Chasing Performance Gains
RUN Singapore|October/November 2018

Dedicated runners get to a stage where even a 2% improvement is difficult, if not impossible. How best should we seek that 2%?

David Ng
Chasing Performance Gains

Running can be so simple. An innate activity from when we first learned to walk. Yet as dedicated runners, it is sometimes anything but simple. As we seek to improve our speed and perhaps chase a PB at our next race, the modern marketing-centric world with its’ social media tentacles can complicate our thinking. When you overlay the ever-present reach of those tentacles with the science of running, confusion is a legitimate milestone, but let’s avoid it being the finish line.

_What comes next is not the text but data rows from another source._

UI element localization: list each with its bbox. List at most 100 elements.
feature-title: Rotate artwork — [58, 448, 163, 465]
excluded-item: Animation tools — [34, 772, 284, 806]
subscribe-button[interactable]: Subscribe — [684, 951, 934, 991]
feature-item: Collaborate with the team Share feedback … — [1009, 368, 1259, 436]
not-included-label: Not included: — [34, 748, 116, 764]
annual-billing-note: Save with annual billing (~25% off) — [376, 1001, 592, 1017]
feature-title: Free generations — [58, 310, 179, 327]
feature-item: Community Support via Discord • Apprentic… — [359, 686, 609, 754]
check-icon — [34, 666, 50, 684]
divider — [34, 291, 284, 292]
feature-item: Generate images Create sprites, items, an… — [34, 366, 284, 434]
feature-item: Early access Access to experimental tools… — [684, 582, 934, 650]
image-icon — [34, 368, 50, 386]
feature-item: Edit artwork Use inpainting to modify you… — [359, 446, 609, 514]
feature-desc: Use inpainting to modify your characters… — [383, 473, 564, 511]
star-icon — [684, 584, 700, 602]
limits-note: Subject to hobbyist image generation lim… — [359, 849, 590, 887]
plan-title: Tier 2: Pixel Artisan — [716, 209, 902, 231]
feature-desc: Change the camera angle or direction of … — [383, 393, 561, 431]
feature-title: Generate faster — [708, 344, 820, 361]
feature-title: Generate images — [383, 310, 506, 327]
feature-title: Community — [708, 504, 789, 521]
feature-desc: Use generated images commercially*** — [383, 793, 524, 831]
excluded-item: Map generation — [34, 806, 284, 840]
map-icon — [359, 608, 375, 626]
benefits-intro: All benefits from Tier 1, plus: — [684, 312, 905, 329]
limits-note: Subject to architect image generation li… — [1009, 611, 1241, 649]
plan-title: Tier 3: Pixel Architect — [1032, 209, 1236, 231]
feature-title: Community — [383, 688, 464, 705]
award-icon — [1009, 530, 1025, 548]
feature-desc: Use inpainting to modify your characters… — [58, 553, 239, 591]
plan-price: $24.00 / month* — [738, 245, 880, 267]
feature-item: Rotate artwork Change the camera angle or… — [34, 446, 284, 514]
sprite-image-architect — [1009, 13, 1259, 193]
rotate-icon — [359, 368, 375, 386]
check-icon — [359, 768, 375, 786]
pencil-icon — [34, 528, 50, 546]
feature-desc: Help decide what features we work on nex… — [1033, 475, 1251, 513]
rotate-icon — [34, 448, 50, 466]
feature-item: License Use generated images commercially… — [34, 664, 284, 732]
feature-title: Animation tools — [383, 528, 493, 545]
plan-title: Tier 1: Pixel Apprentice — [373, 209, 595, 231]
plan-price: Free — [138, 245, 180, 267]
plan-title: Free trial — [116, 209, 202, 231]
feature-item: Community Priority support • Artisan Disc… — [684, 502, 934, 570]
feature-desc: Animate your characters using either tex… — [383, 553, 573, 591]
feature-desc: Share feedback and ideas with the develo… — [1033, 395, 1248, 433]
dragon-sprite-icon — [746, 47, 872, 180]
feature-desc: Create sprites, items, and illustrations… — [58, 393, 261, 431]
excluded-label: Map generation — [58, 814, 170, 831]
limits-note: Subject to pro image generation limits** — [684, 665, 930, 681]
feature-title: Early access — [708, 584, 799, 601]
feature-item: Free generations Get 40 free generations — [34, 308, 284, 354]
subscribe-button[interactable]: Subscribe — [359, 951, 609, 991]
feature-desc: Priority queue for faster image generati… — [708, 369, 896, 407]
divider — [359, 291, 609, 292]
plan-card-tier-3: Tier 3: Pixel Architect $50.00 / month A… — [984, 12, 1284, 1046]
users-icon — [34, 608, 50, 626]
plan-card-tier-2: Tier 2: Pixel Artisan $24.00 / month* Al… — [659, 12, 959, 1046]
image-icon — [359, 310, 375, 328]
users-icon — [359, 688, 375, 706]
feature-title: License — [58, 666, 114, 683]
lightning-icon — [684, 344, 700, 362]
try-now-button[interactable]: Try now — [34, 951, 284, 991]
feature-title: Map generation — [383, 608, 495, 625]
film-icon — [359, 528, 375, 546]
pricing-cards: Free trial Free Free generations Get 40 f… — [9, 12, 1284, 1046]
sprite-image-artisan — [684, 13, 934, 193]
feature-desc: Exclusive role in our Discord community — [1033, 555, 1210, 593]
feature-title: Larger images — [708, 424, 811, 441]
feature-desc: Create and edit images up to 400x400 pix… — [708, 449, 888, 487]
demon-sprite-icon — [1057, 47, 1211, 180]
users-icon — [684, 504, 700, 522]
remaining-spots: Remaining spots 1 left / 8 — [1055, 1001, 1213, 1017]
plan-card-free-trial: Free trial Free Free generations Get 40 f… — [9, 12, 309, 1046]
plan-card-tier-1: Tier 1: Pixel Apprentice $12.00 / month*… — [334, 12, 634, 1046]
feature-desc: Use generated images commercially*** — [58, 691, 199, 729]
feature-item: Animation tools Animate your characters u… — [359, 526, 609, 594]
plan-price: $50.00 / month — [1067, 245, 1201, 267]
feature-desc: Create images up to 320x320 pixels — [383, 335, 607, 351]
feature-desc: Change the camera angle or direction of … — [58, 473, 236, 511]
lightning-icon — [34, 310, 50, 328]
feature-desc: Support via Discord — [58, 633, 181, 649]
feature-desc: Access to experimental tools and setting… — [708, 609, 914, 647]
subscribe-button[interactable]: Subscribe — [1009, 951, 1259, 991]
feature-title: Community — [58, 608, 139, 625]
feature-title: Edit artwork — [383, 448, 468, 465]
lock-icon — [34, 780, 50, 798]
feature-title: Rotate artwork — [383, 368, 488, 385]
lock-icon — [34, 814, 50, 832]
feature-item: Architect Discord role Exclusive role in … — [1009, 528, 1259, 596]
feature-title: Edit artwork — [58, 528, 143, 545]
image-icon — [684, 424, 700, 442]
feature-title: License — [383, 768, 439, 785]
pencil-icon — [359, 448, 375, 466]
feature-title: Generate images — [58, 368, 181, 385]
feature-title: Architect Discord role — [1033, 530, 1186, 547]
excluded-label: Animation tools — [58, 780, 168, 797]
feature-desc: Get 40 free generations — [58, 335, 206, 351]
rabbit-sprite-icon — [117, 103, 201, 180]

A recent provoking article I came across that focused on shoe technology and the public data set of crowd-sourced running enthusiasts, who metronomically upload their running logs (and shoe choice history) was the catalyst for this article. Whilst in some ways it was ultimately a combined pitch for a running Saas application and a marketing leader in the sports and lifestyle sector, if you only have one leading product or service to sell in a new season, then that is an understandable focus. The thrust of the article was the potential 4% improvement you may gain in wearing this new shoe, given the dataset.

IS 4%... OR EVEN 2% IMPROVEMENT REALISTIC?

When Usain Bolt broke the 100m world record in Beijing, he ran 9.58 secs, improving his prior record by 1.14%. For the 200M record, Bolt’s best improvement was 0.57%. In the sprinting stakes, FloJo’s 10.49 record in 1988 versus the prior record of 10.76 meant a massive 2.51% improvement. Whilst the overhanging questions on the quantum of improvement still persist, in part because of the time still being a record from the pre-WADA days, the percentage improvement compared to the prior record is an interesting benchmark that highlights how tough a 2% improvement really is.

But sprinting, with its shorter distances is not the same as distance running you say as the base time is lower! Is this so?